Review on the past week


In the week just past the Treasury market had a few key inputs from a fundamental perspective to respond to in terms of pricing. On the jobs front it was a disappointing NFP print particularly within the details where we saw December revised, sharply lower, which if anything marks a relatively low departure point for the beginning of 2021 in terms of jobs growth and more importantly, the idea that the return of lockdowns is in fact having an impact on the frontline service sector and jobs creation. What was notable within the price action was we saw an intuitive bid for Treasuries on the disappointing nonfarm payrolls print, but it wasn’t able to reverse the bulk of the upside that we have seen in rates over the course of the week.
The short-lived bounce could be a reflection of next week’s refunding program with $58 billion threes, $41 billion tens and $27 billion thirties, and the disappointed job print also makes a better case for lawmakers in Washington who are attempting to push through yet another round of fiscal stimulus.
Fiscal Stimulus
This week’s survey was the fact that nobody is expecting either zero deal or a deal below $500 billion. So that does raise the bar for Congress to ultimately deliver and it speaks to this idea that there’s a reasonable amount of fiscal stimulus priced in the market at current levels.
Refunding Auctions
There will be a saturation point for Treasury issuance does remain relevant although there are key offsets that will presumably be put to test over the course of the next several auction cycles. The liquidity provided by the refunding auctions in particular is simply too enticing for big players in the Treasury market to completely ignore, so it’s safe to say that the auction process will be smooth and certainly in a traditional sense.

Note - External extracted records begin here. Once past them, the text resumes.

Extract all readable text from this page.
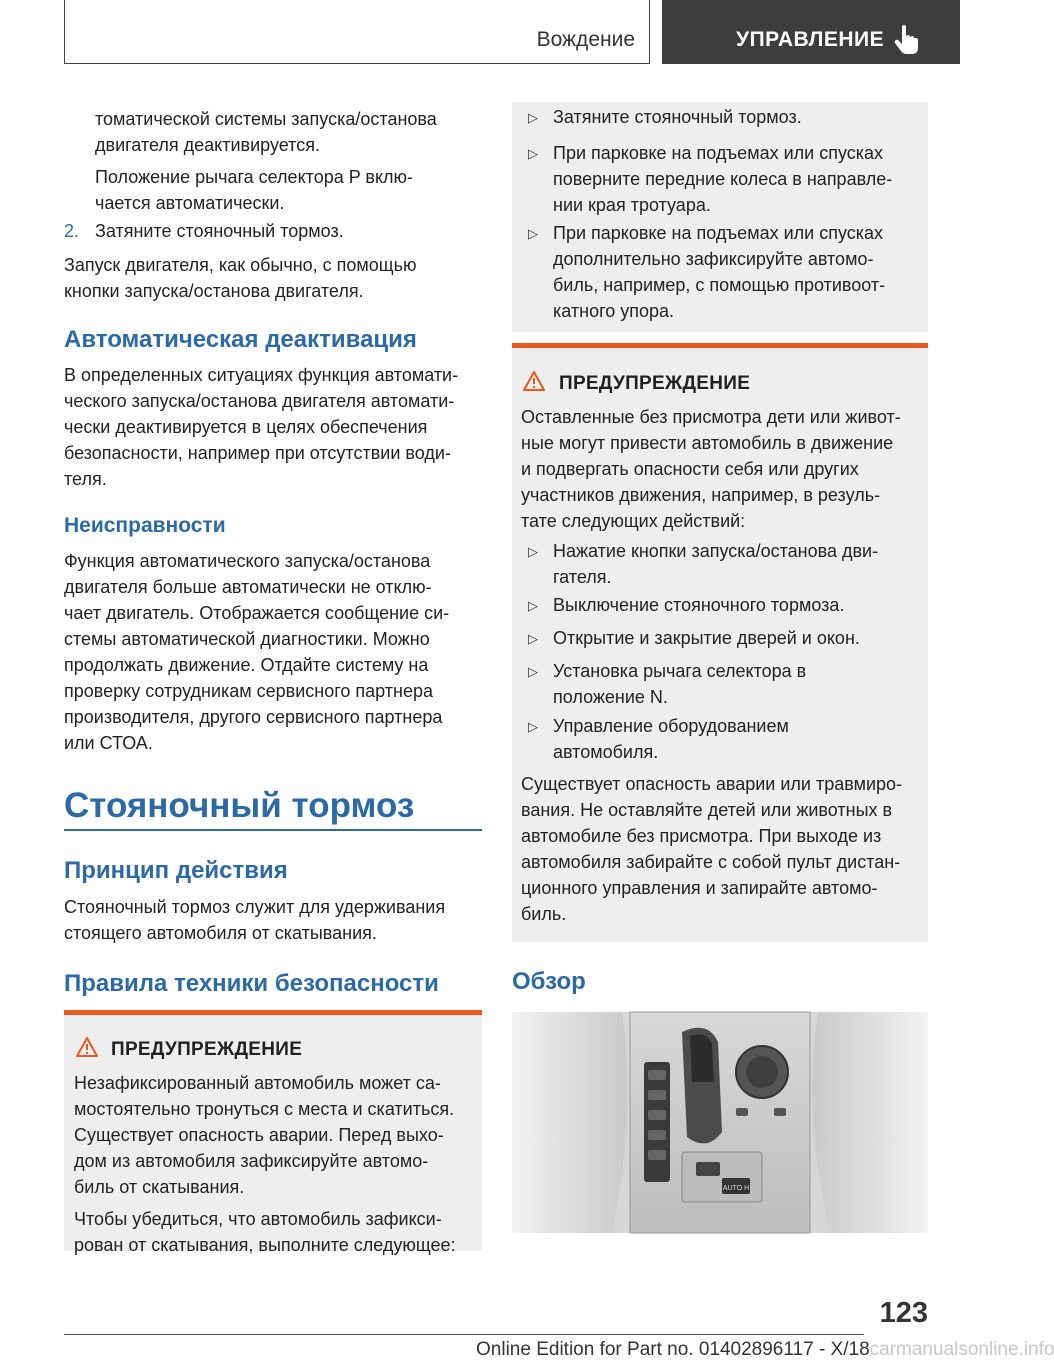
Вождение	УПРАВЛЕНИЕ

томатической системы запуска/останова

двигателя деактивируется.

Положение рычага селектора P вклю-

чается автоматически.

2. Затяните стояночный тормоз.

Запуск двигателя, как обычно, с помощью

кнопки запуска/останова двигателя.

Автоматическая деактивация

В определенных ситуациях функция автомати-

ческого запуска/останова двигателя автомати-

чески деактивируется в целях обеспечения

безопасности, например при отсутствии води-

теля.

Неисправности

Функция автоматического запуска/останова

двигателя больше автоматически не отклю-

чает двигатель. Отображается сообщение си-

стемы автоматической диагностики. Можно

продолжать движение. Отдайте систему на

проверку сотрудникам сервисного партнера

производителя, другого сервисного партнера

или СТОА.

Стояночный тормоз
Принцип действия

Стояночный тормоз служит для удерживания

стоящего автомобиля от скатывания.

Правила техники безопасности
ПРЕДУПРЕЖДЕНИЕ

Незафиксированный автомобиль может са-

мостоятельно тронуться с места и скатиться.

Существует опасность аварии. Перед выхо-

дом из автомобиля зафиксируйте автомо-

биль от скатывания.

Чтобы убедиться, что автомобиль зафикси-

рован от скатывания, выполните следующее:

▷ Затяните стояночный тормоз.

▷ При парковке на подъемах или спусках

поверните передние колеса в направле-

нии края тротуара.

▷ При парковке на подъемах или спусках

дополнительно зафиксируйте автомо-

биль, например, с помощью противоот-

катного упора.

ПРЕДУПРЕЖДЕНИЕ

Оставленные без присмотра дети или живот-

ные могут привести автомобиль в движение

и подвергать опасности себя или других

участников движения, например, в резуль-

тате следующих действий:

▷ Нажатие кнопки запуска/останова дви-

гателя.

▷ Выключение стояночного тормоза.

▷ Открытие и закрытие дверей и окон.

▷ Установка рычага селектора в

положение N.

▷ Управление оборудованием

автомобиля.

Существует опасность аварии или травмиро-

вания. Не оставляйте детей или животных в

автомобиле без присмотра. При выходе из

автомобиля забирайте с собой пульт дистан-

ционного управления и запирайте автомо-

биль.

Обзор
AUTO H
123
Online Edition for Part no. 01402896117 - X/18carmanualsonline.info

And on the supply front it’s worth just briefly mentioning the fact that the refunding announcement revealed coupon auction sizes are going to remain unchanged for the next quarter. Now, there was a little bit of a split consensus on whether the Treasury Department would ultimately decide to focus borrowing further out the curve, but for the time being they seemed content with the issuance profile as it is. Eventually the Treasury Department’s longer-term goal is to term debt further out and take advantage of these historically low rates. The art form behind that is to do it in such a way that doesn’t disrupt the market and subsequently lead to higher borrowing rates further out the curve.
EXPECTED V.S. REALIZED INFLATION
We can see sustainably higher inflation expectations as evidenced by breakevens, even if we don’t have that actually translate through to upside risk for inflation in the very near term. If we look at the consensus expectations for Wednesday’s CPI, they’re very much in line with what we tend to see for that series and do not suggest that we’ll be facing a period of upside pressure on consumer prices that the Fed doesn’t want to see.
Another facet that’s worth discussing is before we’re able to really see the true demand-driven type of inflation that the Fed is after, what ultimately will need to happen is upward pressure on wages and upward pressure on real wages that comes along with higher consumer confidence and thus a willingness to spend.
Thoughts on the New Normal
- Work remotely
- Move from high-population density areas to the first and second ring suburbs or beyond
- Drop in labor market participation as at least one parent needs to stay home to fill the gap of childcare that in-person schooling had previously provided
Next to Watch
The two touchstones that matter in that context are record high equity prices and 10-year yields that continue to drift a bit higher. I was encouraged to see the post-NFP bid that brought 10-year rates back to effectively unchanged on the day and cleared the path to trade supply. And that’s what we’re doing right now and that will be the story between 9:00 AM on Friday and Wednesday and Thursday’s refunding auctions for tens and thirties.